The Metro Council meeting Feb. 25 was filled with examples of cooperation. Dalin pointed out the construction excise tax grants his city received through Metro, one for planning an industrial area, another for planning a residential area southeast of the city.

He thanked the Metro Council for providing $20,000 for consultant Michele Reeves to look at the downtown area and provide ideas on how it might improve.

The Metro Council unanimously approved releasing an easement along a natural area, between Forest Grove and Gales Creek, so Forest Grove can build a trail connecting Highway 47 and the B Street Trail, part of its long-sought Emerald Necklace.
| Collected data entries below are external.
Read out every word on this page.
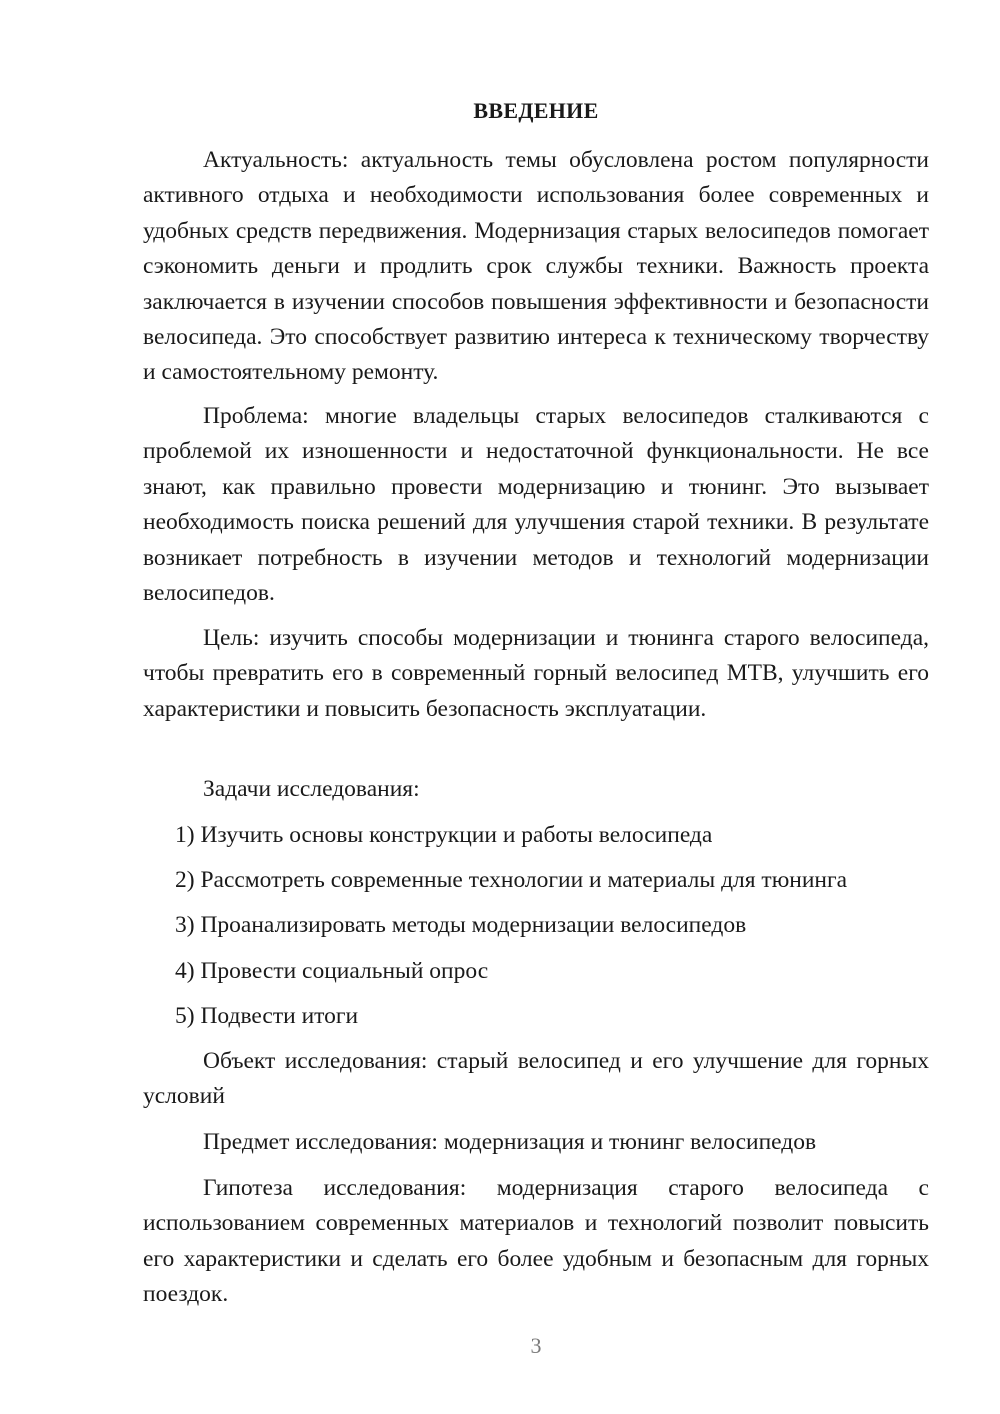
ВВЕДЕНИЕ

Актуальность: актуальность темы обусловлена ростом популярности активного отдыха и необходимости использования более современных и удобных средств передвижения. Модернизация старых велосипедов помогает сэкономить деньги и продлить срок службы техники. Важность проекта заключается в изучении способов повышения эффективности и безопасности велосипеда. Это способствует развитию интереса к техническому творчеству и самостоятельному ремонту.

Проблема: многие владельцы старых велосипедов сталкиваются с проблемой их изношенности и недостаточной функциональности. Не все знают, как правильно провести модернизацию и тюнинг. Это вызывает необходимость поиска решений для улучшения старой техники. В результате возникает потребность в изучении методов и технологий модернизации велосипедов.

Цель: изучить способы модернизации и тюнинга старого велосипеда, чтобы превратить его в современный горный велосипед МТВ, улучшить его характеристики и повысить безопасность эксплуатации.

Задачи исследования:

1) Изучить основы конструкции и работы велосипеда

2) Рассмотреть современные технологии и материалы для тюнинга

3) Проанализировать методы модернизации велосипедов

4) Провести социальный опрос

5) Подвести итоги

Объект исследования: старый велосипед и его улучшение для горных условий

Предмет исследования: модернизация и тюнинг велосипедов

Гипотеза исследования: модернизация старого велосипеда с использованием современных материалов и технологий позволит повысить его характеристики и сделать его более удобным и безопасным для горных поездок.

3
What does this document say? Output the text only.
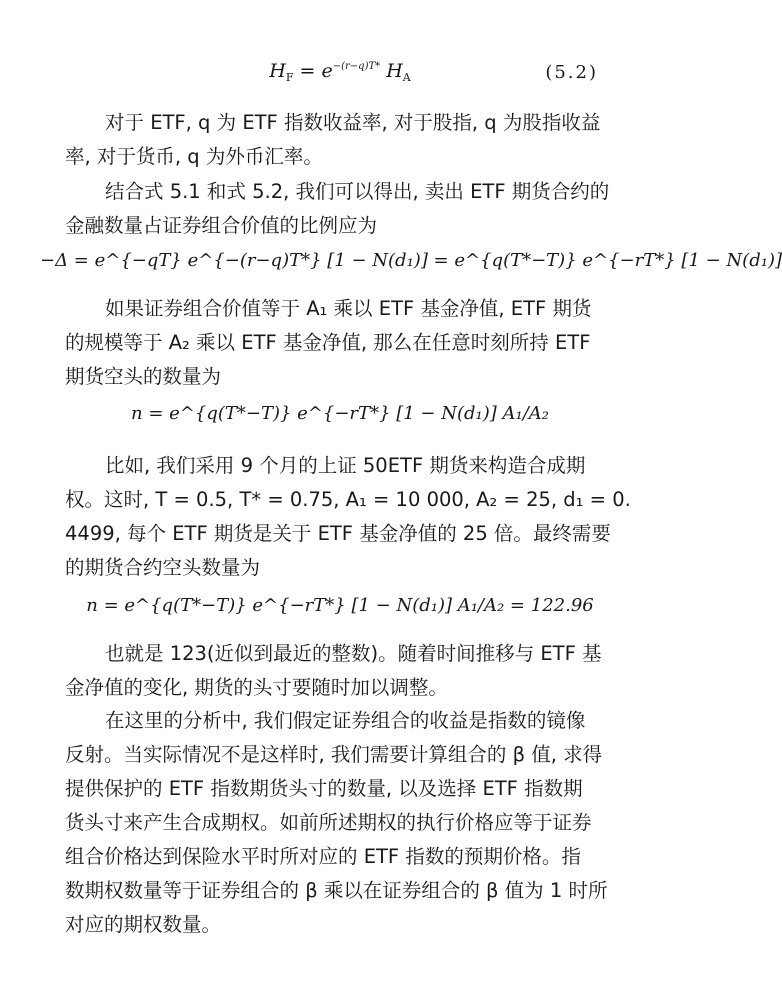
$H_F = e^{-(r-q)T*}$ $H_A$	(5.2)
对于 ETF, q 为 ETF 指数收益率, 对于股指, q 为股指收益
率, 对于货币, q 为外币汇率。
结合式 5.1 和式 5.2, 我们可以得出, 卖出 ETF 期货合约的
金融数量占证券组合价值的比例应为
−Δ = e^{−qT} e^{−(r−q)T*} [1 − N(d₁)] = e^{q(T*−T)} e^{−rT*} [1 − N(d₁)]
如果证券组合价值等于 A₁ 乘以 ETF 基金净值, ETF 期货
的规模等于 A₂ 乘以 ETF 基金净值, 那么在任意时刻所持 ETF
期货空头的数量为
n = e^{q(T*−T)} e^{−rT*} [1 − N(d₁)] A₁/A₂
比如, 我们采用 9 个月的上证 50ETF 期货来构造合成期
权。这时, T = 0.5, T* = 0.75, A₁ = 10 000, A₂ = 25, d₁ = 0.
4499, 每个 ETF 期货是关于 ETF 基金净值的 25 倍。最终需要
的期货合约空头数量为
n = e^{q(T*−T)} e^{−rT*} [1 − N(d₁)] A₁/A₂ = 122.96
也就是 123(近似到最近的整数)。随着时间推移与 ETF 基
金净值的变化, 期货的头寸要随时加以调整。
在这里的分析中, 我们假定证券组合的收益是指数的镜像
反射。当实际情况不是这样时, 我们需要计算组合的 β 值, 求得
提供保护的 ETF 指数期货头寸的数量, 以及选择 ETF 指数期
货头寸来产生合成期权。如前所述期权的执行价格应等于证券
组合价格达到保险水平时所对应的 ETF 指数的预期价格。指
数期权数量等于证券组合的 β 乘以在证券组合的 β 值为 1 时所
对应的期权数量。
“Look at the support for the Council Creek Regional Trail,” Harrington said. “We’re continuing to work on the connectivity of all types.”

Relationship is better,

but hardly perfect

There’s more to be done, of course. The relationship isn’t perfect. Some of the old scabs get ripped off, like when Forest Grove’s and Cornelius’ growth plans became chits in the negotiations for a land-use bargain in this year’s legislative session.

There isn’t close to a universal embrace of the Metro region’s planning philosophies. It’s more, Dalin says, an acceptance that the path that’s been presented is really the only path to take.

“When you’re given a menu of chicken and you really want steak, well, looks like you’re going to be eating chicken if you want to eat,” the Cornelius mayor says. “The Metro directive has been ‘focus on our centers.’ We understand, that’s the program and we need to get in the program.”

Dalin says Cornelius is still trying to create family-wage jobs and industrial development on the north side of town. He insists more needs to be done to improve the westside’s jobs-housing balance.

Money alone didn’t buy peace on the westside. Listening didn’t, either. It took time to reassure far-west leaders that their core pieces weren’t slipping away, time for new partnerships and relationships and experiments to work out.

It’s become clear that Pacific University’s new Health Professions Campus in Hillsboro has strengthened, not dampened, its presence in Forest Grove, where the university has added new buildings, new dorms and upgraded its athletic facilities.

“Pacific University is having a regional face about it, and that’s something we not only have come to accept, but come to embrace in Forest Grove,” Truax said.

Harrington said she wants to see the communities change for the better, maintaining their small town character instead of fearing that change will be detrimental.

“If you’d asked the community of Cornelius 15 years ago, did they see themselves as having an internationally known coffee shop — Starbucks — they would have said ‘no way.’ But it’s a thriving place!” Harrington says. “Wilco just remodeled. It’s a two-story building now. They still provide a marketplace for the adjacent farm and nursery industry. They’re doing the things to maintain their small-town feel.”

That brings us back to February, which was a capstone on the years of change between Metro and the westside. There were no signs of contention as the regional government came and paid a visit to its most distant outpost.

“It’s really a reflection of how successful we’ve all been at better understanding community visions and how to work together to realize them,” Harrington said later. “Doesn’t our public demand that?”